アニメ「来世は他人がいい」 ~感想

録り貯めしていたアニメ「来世は他人がいい」を一気観しました。
以下、多少のネタバレを含む感想となります。

 

 

前評判、放送開始当初は話題になってた(気がする)作品ですが…、俺的にはどこにハマればよかったのか分からなかった、面白さが見いだせなかった作品でした。

 

実を言うと今作「来世は他人がいい」…今から2~3年ほど前に漫画でコミックス1巻だけ読んだ事があるのですよね。
ちょうど「舞姫 テレプシコーラ」を読み終わった後くらいだったかな?面白いと評判の漫画を色々と物色していた時期だったのですよね(この時期に「絢爛たるグランドセーヌ」や「メダリスト」も1巻だけ買って読んでいましたね)。
で、そのときに読んで面白いとの評判を聞いてた割には…俺的にはハマれなかったので以降の続刊を買うということはなくそこで終わっていたのですよね。

 

 

そして今回アニメとして改めて観た結果も感想は導入設定にしても物語展開にしてもキャラにしても変わらずあまりハマれなかった作品、だったのですよね。

 

まぁ強いて挙げるなら主人公のキャラはちょっとは面白くはあるのですが…しかし、これも(主人公のキャラの)魅せ方が間違っているというか構成がおかしいと感じるのですよね。
第1話の序盤で描かれている主人公のキャラと以降の主人公のキャラがガラッと変わって描かれており…、第1話序盤で極道の家の娘として登場した主人公が案外普通というか極道みを感じさせない雰囲気のキャラだったので、生まれは極道だけど性格は真面目・誠実なキャラ/極道に不向きな性格のそんなキャラなのだなと思って序盤は観ていました。

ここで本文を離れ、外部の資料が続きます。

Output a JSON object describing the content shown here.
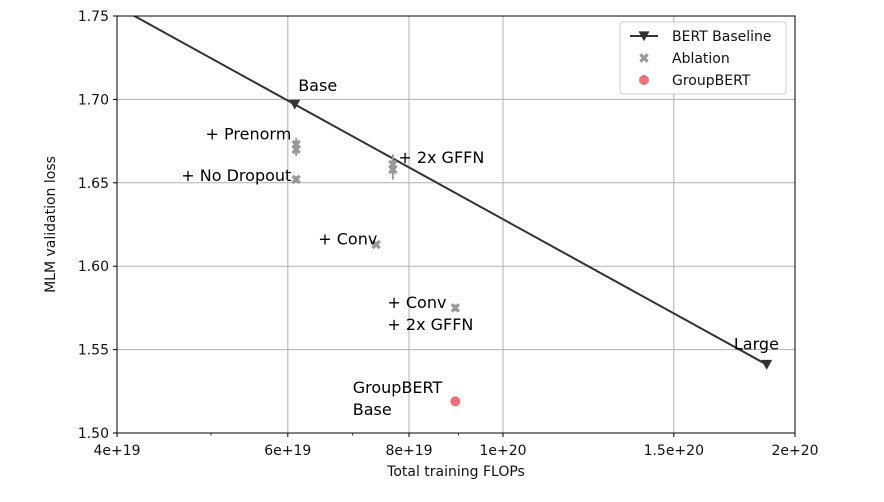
{
  "chart_data": {
    "type": "scatter",
    "title": "",
    "xlabel": "Total training FLOPs",
    "ylabel": "MLM validation loss",
    "xscale": "log",
    "xlim": [
      4e+19,
      2e+20
    ],
    "ylim": [
      1.5,
      1.75
    ],
    "grid": true,
    "legend_position": "top-right",
    "x_ticks": [
      {
        "value": 4e+19,
        "label": "4e+19"
      },
      {
        "value": 6e+19,
        "label": "6e+19"
      },
      {
        "value": 8e+19,
        "label": "8e+19"
      },
      {
        "value": 1e+20,
        "label": "1e+20"
      },
      {
        "value": 1.5e+20,
        "label": "1.5e+20"
      },
      {
        "value": 2e+20,
        "label": "2e+20"
      }
    ],
    "x_minor_ticks": [
      5e+19,
      7e+19,
      9e+19
    ],
    "y_ticks": [
      {
        "value": 1.5,
        "label": "1.50"
      },
      {
        "value": 1.55,
        "label": "1.55"
      },
      {
        "value": 1.6,
        "label": "1.60"
      },
      {
        "value": 1.65,
        "label": "1.65"
      },
      {
        "value": 1.7,
        "label": "1.70"
      },
      {
        "value": 1.75,
        "label": "1.75"
      }
    ],
    "series": [
      {
        "name": "BERT Baseline",
        "kind": "line",
        "color": "#333333",
        "marker": "triangle-down",
        "extends_beyond_axes": true,
        "points": [
          {
            "x": 6.1e+19,
            "y": 1.697
          },
          {
            "x": 1.87e+20,
            "y": 1.541
          }
        ]
      },
      {
        "name": "Ablation",
        "kind": "scatter",
        "color": "#999999",
        "marker": "x",
        "points": [
          {
            "x": 6.12e+19,
            "y": 1.673,
            "err": 0.004
          },
          {
            "x": 6.12e+19,
            "y": 1.67,
            "err": 0.004
          },
          {
            "x": 6.12e+19,
            "y": 1.652,
            "err": 0.002
          },
          {
            "x": 7.7e+19,
            "y": 1.661,
            "err": 0.006
          },
          {
            "x": 7.7e+19,
            "y": 1.658,
            "err": 0.006
          },
          {
            "x": 7.4e+19,
            "y": 1.613,
            "err": 0.001
          },
          {
            "x": 8.93e+19,
            "y": 1.575,
            "err": 0.002
          }
        ]
      },
      {
        "name": "GroupBERT",
        "kind": "scatter",
        "color": "#f0707a",
        "marker": "circle",
        "points": [
          {
            "x": 8.93e+19,
            "y": 1.519
          }
        ]
      }
    ],
    "annotations": [
      {
        "lines": [
          "Base"
        ],
        "x": 6.15e+19,
        "y": 1.705,
        "anchor": "start"
      },
      {
        "lines": [
          "+ Prenorm"
        ],
        "x": 6.05e+19,
        "y": 1.676,
        "anchor": "end"
      },
      {
        "lines": [
          "+ 2x GFFN"
        ],
        "x": 7.8e+19,
        "y": 1.662,
        "anchor": "start"
      },
      {
        "lines": [
          "+ No Dropout"
        ],
        "x": 6.05e+19,
        "y": 1.651,
        "anchor": "end"
      },
      {
        "lines": [
          "+ Conv"
        ],
        "x": 6.45e+19,
        "y": 1.613,
        "anchor": "start"
      },
      {
        "lines": [
          "+ Conv",
          "+ 2x GFFN"
        ],
        "x": 7.6e+19,
        "y": 1.575,
        "anchor": "start"
      },
      {
        "lines": [
          "GroupBERT",
          "Base"
        ],
        "x": 7e+19,
        "y": 1.524,
        "anchor": "start"
      },
      {
        "lines": [
          "Large"
        ],
        "x": 1.73e+20,
        "y": 1.55,
        "anchor": "start"
      }
    ]
  }
}
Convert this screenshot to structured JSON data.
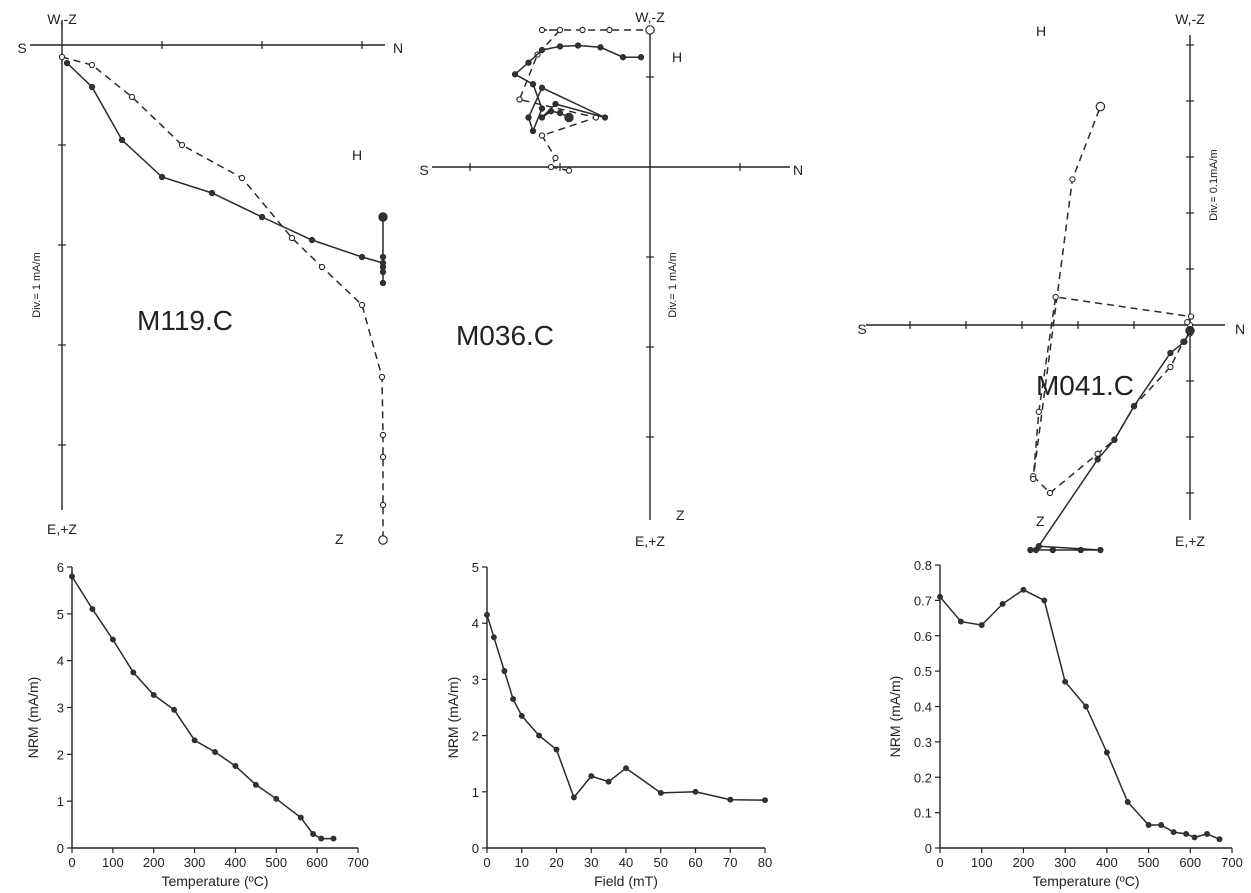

ところが、吹っ切れた主人公は言葉使いも汚く荒く、人を殴ることにも一切の躊躇はなく(自転車で顔面タックルもかますわ)、と物語(序盤)を観てこちら(視聴者/読者)が理解・認識しようとしていたキャラを覆すような展開・構成をやるから混乱するというかついていけなくなるのですよね。

 

この主人公のキャラの変わりっぷりは吹っ切れて「変わった」訳ではなく、大阪の組員や知人の反応を見るに(主人公の変化に驚いている感じがないことから)おそらく主人公の本来の姿/素はあの極道キャラだったのだと思われます。
とするとやはりあの序盤(こちら(視聴者/読者)が主人公のキャラについて何も分からない状態)での「案外普通の~極道みを感じさせない、真面目そうなキャラ」という魅せ方は混乱のもとになる、あまりよろしくない構成だと考えられるのですよね。

 

 

 

そして次の問題点は、極道設定の意味について。
直近のアニメで極道設定を持つものと言えば「組長娘と世話係」がありましたね。あとは有名どころでは「ごくせん」でしょうか。

 

基本的に極道設定を持つ作品では、極道は堅気には手を出さない/弱者を虐げる様な存在ではないという風に描かれています。
極道設定はギャップというかコメディ要素として機能している感じで、暴力・戦闘シーンがあるにしても水戸黄門の印籠の様な暴力の歯止め的な象徴的な意味として使わてる感じなのですよね。

 

しかし、今作においては一般人が巻き込まれたり組同士の抗争があったりと極道設定がまんま極道として描かれておりコメディ要素や象徴的・記号的意味合いではないのですよね。
そんな極道設定のお話/抗争の中に組員でもない高校生の主人公やその婚約者(男子高校生)の活躍・暴力シーンを描いて…、なんかお話的に無理があるというか観ていて物語に惹かれないのですよね…。
(極道要素を持つ他の多くの作品と違う点は、主人公サイドにだけ極道要素があるのが基本的なのですが、今作においては主人公の婚約者サイドも極道設定を持っているので必然極道要素が強まるのはあるのですがね)

 

 


あと主人公の婚約者(男子高校生)のキャラ・描き方も微妙…。なんだろこの作者の中では極道=喧嘩が強い、なのかね?喧嘩が強い男、暴力/戦闘シーンを描きたいだけであるならば極道設定は不要で格闘漫画のフォーマットにでもすれば良いと思うのですが…、果たして極道である意味、物語的面白さにつながる要素になっているのでしょうかね?

 

 

極道設定がギャップというコメディ要素や象徴的意味でなく、陰鬱なジメジメした話・血で血を洗う様な抗争の設定として使われると主人公のキャラともうまく噛み合わない不要な設定と感じてしまうのですよね。

 

 

 

キャラ設定、極道設定、物語展開がなんか上手く絡み合ってないなくてあまり面白くない/物語に惹かれない残念な作品で
作品の評価としては、可もなく不可もなくとなります。